Inspector Barbosa said: "Several elements of our inquiry confirm that the company involved is acting on an international scale.
"That company, which goes by the name of THG, was seeking to make a profit through the irregular sale of tickets for the Rio de Janeiro games.
"A ticket for the Games opening ceremony, originally costing $947, was resold for $8,000."
Earlier: The Olympic Council of Ireland is investigating why tickets allocated to the organisation were found on two men arrested by Rio de Janeiro police.
Irish national Kevin Mallon, one of the heads of British ticketing and hospitality provider THG Sports, was arrested with tickets for the Rio Games, police said. He is accused of conspiracy and helping sell tickets illegally.
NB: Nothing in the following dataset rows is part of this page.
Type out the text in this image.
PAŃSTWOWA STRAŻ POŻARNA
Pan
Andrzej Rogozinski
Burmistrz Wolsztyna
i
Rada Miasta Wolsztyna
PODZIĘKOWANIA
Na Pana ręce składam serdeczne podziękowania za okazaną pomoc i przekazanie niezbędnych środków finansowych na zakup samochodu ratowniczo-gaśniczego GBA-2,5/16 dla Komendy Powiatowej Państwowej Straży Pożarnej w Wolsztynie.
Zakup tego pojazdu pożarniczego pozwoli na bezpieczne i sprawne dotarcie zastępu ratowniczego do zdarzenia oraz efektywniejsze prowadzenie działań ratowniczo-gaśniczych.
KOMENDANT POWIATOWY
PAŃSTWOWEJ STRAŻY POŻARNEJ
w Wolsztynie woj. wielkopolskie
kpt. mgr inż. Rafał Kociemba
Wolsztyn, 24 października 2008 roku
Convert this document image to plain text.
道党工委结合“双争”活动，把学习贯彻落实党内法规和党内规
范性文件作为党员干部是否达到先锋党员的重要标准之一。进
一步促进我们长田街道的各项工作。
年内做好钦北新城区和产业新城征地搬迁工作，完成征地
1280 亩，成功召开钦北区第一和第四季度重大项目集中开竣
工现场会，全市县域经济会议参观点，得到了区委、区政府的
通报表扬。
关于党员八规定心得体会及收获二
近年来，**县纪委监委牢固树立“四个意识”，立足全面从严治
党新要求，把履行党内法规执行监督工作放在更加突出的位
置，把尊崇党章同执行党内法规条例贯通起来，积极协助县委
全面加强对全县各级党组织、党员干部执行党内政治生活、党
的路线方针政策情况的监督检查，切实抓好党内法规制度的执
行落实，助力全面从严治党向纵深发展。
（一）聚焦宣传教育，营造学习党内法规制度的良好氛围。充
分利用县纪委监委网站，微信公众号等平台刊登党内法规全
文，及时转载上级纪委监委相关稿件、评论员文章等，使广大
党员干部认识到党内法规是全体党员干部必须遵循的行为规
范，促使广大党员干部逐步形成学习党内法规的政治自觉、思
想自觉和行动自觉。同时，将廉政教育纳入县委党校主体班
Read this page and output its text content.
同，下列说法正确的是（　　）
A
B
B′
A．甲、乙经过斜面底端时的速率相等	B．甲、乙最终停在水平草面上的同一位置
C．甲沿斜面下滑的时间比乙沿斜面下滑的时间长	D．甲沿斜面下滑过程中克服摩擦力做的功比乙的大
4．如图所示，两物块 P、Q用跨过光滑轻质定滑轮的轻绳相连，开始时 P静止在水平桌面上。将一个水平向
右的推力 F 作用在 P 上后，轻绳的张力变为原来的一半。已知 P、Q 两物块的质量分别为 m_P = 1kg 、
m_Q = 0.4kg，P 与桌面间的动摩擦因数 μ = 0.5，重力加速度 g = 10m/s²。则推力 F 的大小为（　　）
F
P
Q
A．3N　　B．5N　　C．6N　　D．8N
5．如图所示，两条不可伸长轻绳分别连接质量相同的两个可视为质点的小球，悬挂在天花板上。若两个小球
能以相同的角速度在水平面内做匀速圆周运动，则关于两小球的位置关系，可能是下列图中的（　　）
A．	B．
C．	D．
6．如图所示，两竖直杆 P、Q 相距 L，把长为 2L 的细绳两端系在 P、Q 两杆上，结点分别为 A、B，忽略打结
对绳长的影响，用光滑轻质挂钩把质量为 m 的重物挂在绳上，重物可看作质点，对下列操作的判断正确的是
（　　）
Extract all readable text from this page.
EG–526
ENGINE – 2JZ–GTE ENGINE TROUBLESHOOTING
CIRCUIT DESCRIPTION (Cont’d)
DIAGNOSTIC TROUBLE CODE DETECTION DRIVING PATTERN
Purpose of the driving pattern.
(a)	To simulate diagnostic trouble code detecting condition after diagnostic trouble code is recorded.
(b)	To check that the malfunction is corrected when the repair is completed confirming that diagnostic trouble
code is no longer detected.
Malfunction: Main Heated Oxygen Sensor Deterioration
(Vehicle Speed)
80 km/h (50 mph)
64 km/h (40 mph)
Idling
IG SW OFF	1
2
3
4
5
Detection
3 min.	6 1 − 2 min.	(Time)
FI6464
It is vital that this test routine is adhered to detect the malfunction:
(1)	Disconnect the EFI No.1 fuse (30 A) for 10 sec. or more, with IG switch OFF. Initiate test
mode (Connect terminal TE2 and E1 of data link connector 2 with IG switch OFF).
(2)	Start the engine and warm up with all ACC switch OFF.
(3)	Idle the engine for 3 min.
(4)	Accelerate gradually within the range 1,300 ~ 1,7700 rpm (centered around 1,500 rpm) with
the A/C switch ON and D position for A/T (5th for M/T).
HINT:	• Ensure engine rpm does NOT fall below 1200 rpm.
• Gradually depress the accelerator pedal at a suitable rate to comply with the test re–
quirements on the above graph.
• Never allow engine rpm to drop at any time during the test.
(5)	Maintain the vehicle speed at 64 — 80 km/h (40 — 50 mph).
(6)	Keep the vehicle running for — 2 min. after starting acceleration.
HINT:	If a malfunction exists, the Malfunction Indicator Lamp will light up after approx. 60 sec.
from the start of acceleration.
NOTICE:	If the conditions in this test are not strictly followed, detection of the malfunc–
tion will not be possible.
The state's investigative police also arrested a company employee who was working as an interpreter during the games in a raid on Friday.
Agents seized more than 1,000 tickets being sold for "very high" fees.
The OCI name was visible on tickets displayed by police, but the Olympic Council of Ireland said they had "no knowledge" of the two men arrested.
"The OCI has launched an immediate investigation with our (authorised ticket reseller) ATR, Pro10, into how the individuals were allegedly in possession of OCI allocated tickets," the Olympic Council of Ireland said in a statement.
"The OCI strictly adheres to the IOC regulations around ticket allocation, sale and resale. We are treating this matter with the utmost seriousness."
Police said THG Sports was part of an alleged ticket-touting scheme that was uncovered during the 2014 World Cup.
THG Sports, which is not the Olympic Council of Ireland's official ticketing partner, does not mention Mr Mallon on its website.